Character Classes in Lua Patterns

A character class is used to represent a set of characters. The following combinations are allowed in describing a character class:

Character Classes

Lua patterns come with a selection of "built-in" character classes that are useful in more situations:

Class Description
x (where x is not one of the "magic" characters) represents the character x itself.
%x (where x is any non-alphanumeric character) represents the character x.
. (a dot) represents all characters.
%a represents all letters.
%c represents all control characters.
%d represents all digits.
%l represents all lowercase letters.
%p represents all punctuation characters.
%s represents all space characters.
%u represents all uppercase letters.
%w represents all alphanumeric characters.
%x represents all hexadecimal digits.
%z represents the character with representation 0.

When the built-in character classes are not sufficient for a task, custom character classes can be easily defined. Custom character classes are defined by surrounding the characters that should be included in the classes with square brackets.

For example, [set] represents a character class consisting of the letters s, e, and t. When a character class contains a contiguous sequence of letters or numbers, that sequence can be represented by a shorthand notation consisting of the first and last characters of the sequence, separated by a -. For example, the sequence of digits 0123456789 can be shorted to 0-9. As an even shorter alternative, Lua allows built-in character classes to be included in custom class specifications.

Finally, character classes can also be defined as the "complement" (or inverse) of the specified set. For built-in character classes the complementary class is specified by upper-case class name, so since %d is the class containing all digits 0-9, then %D is the class containing all characters except for those. For custom character classes inversion is achieved by making the first character of the set a ^. As an example, [^set] defines a character class containing all characters except s, e, and t.

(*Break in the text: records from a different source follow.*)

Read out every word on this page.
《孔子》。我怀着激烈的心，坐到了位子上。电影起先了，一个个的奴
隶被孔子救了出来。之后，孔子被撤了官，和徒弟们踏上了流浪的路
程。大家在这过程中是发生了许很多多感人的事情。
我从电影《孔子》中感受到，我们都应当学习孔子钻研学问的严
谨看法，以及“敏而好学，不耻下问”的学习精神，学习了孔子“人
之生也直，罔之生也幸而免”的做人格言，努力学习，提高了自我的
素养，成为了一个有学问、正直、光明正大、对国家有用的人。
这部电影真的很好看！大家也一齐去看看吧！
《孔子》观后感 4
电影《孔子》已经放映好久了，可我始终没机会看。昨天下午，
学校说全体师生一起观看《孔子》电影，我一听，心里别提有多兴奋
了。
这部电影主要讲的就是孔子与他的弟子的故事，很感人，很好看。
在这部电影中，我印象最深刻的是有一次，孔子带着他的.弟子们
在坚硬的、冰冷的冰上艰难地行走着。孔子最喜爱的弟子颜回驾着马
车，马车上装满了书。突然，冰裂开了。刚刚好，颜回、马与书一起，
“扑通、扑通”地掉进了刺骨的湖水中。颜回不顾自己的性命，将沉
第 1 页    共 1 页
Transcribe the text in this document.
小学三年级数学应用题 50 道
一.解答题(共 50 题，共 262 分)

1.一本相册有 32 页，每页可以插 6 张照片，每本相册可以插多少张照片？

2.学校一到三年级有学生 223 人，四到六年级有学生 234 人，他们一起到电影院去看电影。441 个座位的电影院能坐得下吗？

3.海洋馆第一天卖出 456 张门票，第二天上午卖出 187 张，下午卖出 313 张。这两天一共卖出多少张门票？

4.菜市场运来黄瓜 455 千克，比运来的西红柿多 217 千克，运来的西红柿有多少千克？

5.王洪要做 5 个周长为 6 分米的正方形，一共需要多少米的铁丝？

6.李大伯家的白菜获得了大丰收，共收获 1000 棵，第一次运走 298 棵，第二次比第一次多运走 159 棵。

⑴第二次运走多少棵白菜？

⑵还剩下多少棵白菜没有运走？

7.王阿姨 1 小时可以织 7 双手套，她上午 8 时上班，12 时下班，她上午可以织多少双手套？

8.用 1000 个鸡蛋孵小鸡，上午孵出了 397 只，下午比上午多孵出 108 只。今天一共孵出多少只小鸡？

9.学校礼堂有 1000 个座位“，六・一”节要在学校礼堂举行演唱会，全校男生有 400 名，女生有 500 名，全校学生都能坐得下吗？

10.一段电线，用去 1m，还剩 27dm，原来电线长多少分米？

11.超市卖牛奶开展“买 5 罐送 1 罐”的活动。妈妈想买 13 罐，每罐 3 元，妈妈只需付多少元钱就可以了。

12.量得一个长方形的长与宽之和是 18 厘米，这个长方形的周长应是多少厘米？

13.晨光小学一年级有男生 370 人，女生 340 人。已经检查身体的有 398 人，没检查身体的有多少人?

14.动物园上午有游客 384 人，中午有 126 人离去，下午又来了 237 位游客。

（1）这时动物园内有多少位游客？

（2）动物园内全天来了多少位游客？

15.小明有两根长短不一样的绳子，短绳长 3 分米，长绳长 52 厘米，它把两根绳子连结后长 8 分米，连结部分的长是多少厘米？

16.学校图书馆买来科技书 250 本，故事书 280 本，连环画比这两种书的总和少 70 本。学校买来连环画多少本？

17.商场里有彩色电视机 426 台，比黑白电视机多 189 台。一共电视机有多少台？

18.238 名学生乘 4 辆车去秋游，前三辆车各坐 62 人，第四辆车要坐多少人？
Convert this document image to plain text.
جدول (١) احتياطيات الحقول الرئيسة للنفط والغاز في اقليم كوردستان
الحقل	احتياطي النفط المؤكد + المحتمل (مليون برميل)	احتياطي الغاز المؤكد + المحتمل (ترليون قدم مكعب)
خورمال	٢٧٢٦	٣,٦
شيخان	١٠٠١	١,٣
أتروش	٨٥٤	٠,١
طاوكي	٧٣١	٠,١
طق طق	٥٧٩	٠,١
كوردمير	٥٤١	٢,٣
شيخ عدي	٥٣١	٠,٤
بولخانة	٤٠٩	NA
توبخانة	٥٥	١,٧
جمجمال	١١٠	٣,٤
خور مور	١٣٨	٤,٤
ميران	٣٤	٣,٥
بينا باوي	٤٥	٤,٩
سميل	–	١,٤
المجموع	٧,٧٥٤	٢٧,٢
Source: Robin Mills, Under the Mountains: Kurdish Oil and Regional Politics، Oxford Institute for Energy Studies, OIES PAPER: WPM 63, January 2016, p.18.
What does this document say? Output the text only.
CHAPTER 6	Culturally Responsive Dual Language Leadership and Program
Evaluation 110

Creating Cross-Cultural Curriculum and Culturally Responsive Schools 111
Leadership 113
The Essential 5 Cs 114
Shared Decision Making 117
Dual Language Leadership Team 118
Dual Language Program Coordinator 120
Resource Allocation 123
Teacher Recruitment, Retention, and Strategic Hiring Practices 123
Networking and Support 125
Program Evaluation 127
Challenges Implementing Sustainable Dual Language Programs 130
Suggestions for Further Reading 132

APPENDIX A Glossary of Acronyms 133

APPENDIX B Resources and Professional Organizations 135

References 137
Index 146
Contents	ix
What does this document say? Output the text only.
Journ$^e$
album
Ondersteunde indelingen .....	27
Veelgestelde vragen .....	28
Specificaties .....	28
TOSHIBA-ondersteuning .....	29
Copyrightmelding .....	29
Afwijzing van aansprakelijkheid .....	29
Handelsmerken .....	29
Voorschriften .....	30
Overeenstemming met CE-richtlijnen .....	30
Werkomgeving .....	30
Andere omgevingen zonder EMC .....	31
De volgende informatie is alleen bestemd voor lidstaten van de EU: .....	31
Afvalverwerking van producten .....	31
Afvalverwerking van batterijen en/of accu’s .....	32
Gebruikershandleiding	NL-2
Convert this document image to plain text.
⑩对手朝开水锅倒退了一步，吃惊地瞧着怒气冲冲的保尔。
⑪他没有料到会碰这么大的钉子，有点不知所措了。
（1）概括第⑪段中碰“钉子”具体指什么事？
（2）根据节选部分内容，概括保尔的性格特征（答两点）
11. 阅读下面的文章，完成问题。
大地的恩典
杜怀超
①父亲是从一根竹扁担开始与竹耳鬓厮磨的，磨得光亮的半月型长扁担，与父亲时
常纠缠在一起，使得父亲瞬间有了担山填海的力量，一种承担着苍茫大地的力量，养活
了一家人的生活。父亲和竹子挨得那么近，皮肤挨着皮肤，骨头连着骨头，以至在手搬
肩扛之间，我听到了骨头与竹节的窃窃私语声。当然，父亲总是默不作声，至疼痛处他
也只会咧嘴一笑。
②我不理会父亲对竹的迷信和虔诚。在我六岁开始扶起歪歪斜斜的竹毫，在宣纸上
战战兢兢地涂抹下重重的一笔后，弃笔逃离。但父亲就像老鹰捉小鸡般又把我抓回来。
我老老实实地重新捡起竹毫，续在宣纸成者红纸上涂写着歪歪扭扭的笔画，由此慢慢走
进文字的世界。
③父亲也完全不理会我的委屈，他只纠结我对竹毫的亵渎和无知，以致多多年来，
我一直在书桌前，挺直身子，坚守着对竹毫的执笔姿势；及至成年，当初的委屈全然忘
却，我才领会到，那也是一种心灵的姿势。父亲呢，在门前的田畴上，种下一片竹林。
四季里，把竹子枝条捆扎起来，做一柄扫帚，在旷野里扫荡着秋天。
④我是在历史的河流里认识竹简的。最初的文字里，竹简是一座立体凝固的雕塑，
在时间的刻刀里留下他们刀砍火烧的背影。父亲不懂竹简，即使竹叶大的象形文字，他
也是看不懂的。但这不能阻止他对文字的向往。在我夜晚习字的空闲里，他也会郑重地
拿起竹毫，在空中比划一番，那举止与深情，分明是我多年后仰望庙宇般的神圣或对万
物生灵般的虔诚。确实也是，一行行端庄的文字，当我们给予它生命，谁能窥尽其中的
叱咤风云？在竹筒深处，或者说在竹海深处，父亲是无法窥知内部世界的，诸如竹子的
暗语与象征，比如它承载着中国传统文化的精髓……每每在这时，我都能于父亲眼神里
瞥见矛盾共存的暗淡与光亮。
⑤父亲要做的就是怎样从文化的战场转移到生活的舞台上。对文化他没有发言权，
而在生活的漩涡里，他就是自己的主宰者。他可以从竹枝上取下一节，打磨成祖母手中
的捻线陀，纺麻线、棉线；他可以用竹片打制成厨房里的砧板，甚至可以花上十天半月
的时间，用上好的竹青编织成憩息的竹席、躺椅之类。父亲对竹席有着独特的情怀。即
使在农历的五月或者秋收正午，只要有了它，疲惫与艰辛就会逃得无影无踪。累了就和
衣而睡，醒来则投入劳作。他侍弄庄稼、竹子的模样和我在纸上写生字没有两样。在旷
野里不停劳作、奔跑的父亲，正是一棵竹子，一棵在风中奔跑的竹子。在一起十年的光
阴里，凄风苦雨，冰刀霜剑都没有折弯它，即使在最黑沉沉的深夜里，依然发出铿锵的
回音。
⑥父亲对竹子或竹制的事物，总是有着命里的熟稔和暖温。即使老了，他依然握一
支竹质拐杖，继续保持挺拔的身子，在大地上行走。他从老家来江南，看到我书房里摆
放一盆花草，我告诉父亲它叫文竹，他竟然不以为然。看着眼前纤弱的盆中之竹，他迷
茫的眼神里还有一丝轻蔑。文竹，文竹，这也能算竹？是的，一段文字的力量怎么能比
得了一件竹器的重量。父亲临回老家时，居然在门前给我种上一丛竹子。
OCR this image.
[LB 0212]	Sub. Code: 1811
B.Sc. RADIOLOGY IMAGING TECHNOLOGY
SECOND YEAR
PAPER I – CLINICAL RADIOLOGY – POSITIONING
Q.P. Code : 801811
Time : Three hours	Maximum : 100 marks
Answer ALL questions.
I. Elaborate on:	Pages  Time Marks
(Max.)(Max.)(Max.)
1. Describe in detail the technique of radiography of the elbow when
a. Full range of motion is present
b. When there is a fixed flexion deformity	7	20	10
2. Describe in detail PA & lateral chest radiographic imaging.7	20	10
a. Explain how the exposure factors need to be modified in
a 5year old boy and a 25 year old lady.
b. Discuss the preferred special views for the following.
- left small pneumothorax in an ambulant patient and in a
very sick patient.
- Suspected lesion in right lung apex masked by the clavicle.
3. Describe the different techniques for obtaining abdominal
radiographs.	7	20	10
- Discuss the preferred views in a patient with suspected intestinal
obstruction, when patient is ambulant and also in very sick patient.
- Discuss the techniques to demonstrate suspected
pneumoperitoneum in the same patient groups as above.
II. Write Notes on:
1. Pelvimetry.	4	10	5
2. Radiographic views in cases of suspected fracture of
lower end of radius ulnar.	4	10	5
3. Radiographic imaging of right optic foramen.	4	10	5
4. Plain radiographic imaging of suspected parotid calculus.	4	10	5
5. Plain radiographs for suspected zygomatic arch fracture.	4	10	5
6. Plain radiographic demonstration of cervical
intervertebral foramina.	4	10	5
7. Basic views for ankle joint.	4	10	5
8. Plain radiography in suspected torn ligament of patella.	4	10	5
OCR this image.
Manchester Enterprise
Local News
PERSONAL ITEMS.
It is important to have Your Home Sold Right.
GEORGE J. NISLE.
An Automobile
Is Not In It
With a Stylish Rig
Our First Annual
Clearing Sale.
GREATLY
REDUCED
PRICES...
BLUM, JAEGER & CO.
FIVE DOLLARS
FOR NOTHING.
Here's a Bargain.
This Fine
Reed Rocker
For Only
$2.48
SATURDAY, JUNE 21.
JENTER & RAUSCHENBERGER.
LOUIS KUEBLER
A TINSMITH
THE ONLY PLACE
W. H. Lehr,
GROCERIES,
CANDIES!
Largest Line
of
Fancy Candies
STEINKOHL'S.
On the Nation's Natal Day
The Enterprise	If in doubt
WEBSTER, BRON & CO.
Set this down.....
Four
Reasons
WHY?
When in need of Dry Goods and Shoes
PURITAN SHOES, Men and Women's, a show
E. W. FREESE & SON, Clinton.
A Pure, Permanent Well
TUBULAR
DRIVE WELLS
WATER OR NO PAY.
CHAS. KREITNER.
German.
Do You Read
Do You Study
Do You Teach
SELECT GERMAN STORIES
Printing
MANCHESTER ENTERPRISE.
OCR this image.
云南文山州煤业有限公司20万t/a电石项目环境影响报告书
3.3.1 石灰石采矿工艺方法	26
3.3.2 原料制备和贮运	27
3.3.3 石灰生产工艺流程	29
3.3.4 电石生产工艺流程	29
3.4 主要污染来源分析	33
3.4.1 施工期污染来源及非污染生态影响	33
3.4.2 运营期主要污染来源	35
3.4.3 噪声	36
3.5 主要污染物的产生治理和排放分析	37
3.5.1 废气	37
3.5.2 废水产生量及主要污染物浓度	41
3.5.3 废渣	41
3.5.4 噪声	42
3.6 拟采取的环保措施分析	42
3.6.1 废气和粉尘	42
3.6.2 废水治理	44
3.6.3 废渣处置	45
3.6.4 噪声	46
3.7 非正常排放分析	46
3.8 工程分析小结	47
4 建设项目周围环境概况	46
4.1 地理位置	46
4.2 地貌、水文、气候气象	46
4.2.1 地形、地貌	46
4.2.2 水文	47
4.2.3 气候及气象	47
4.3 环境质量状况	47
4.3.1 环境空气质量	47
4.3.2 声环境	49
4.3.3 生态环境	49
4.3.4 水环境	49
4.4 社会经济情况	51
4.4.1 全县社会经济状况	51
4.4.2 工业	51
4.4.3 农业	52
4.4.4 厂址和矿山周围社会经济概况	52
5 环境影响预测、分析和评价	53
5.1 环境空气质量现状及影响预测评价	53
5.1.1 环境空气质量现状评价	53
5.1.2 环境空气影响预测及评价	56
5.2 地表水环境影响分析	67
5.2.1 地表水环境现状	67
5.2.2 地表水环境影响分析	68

Here are some examples showing alternative implementations for some of the built-in character classes above:

Class Equivalent
%d [0123456789]
%d [0-9]
%D [^0-9]
%a [a-zA-Z]
%l [a-z]
%u [A-Z]
%a [%l%u]
%w [%a%d]
%x [0-9a-f]

In a few cases we show multiple alternative implementations for the same built-in character class in order to show their flexibility.

Magic Characters

In the preceding discussion we saw a number of characters that had special meaning. For example, % indicates a built-in character class, [ and ] indicate a custom character class, and - indicates a range of characters. These (and a few more) characters are designated "magic characters" because they have special meaning in patterns.

The list of magic characters are:

^$()%.[]*+-?

This is important to understand when a pattern should interpret one of the magic characters literally. For example, in the previous we matched a phone number which consisted of magic characters +, (, ), and -

There are two ways to indicate a literal interpretation of magic characters. First, a custom character class consisting of the magic character can be used to force a literal interpretation:

local pattern = "+%d[(]%d%d%d[)]%d%d%d[-]%d%d%d%d"

print(string.match("+1(234)567-8910", pattern)) -- +1(234)567-8910
print(string.match("+1(23)4567-8910", pattern)) -- nil
print(string.match("(234)567-8910", pattern)) -- nil

The second option is to escape the magic character with a %:

local pattern = "%+%d%(%d%d%d%)%d%d%d%-%d%d%d%d"

print(string.match("+1(234)567-8910", pattern)) -- +1(234)567-8910
print(string.match("+1(23)4567-8910", pattern)) -- nil
print(string.match("(234)567-8910", pattern)) -- nil

Which to use is primarily a matter of personal preference and readability.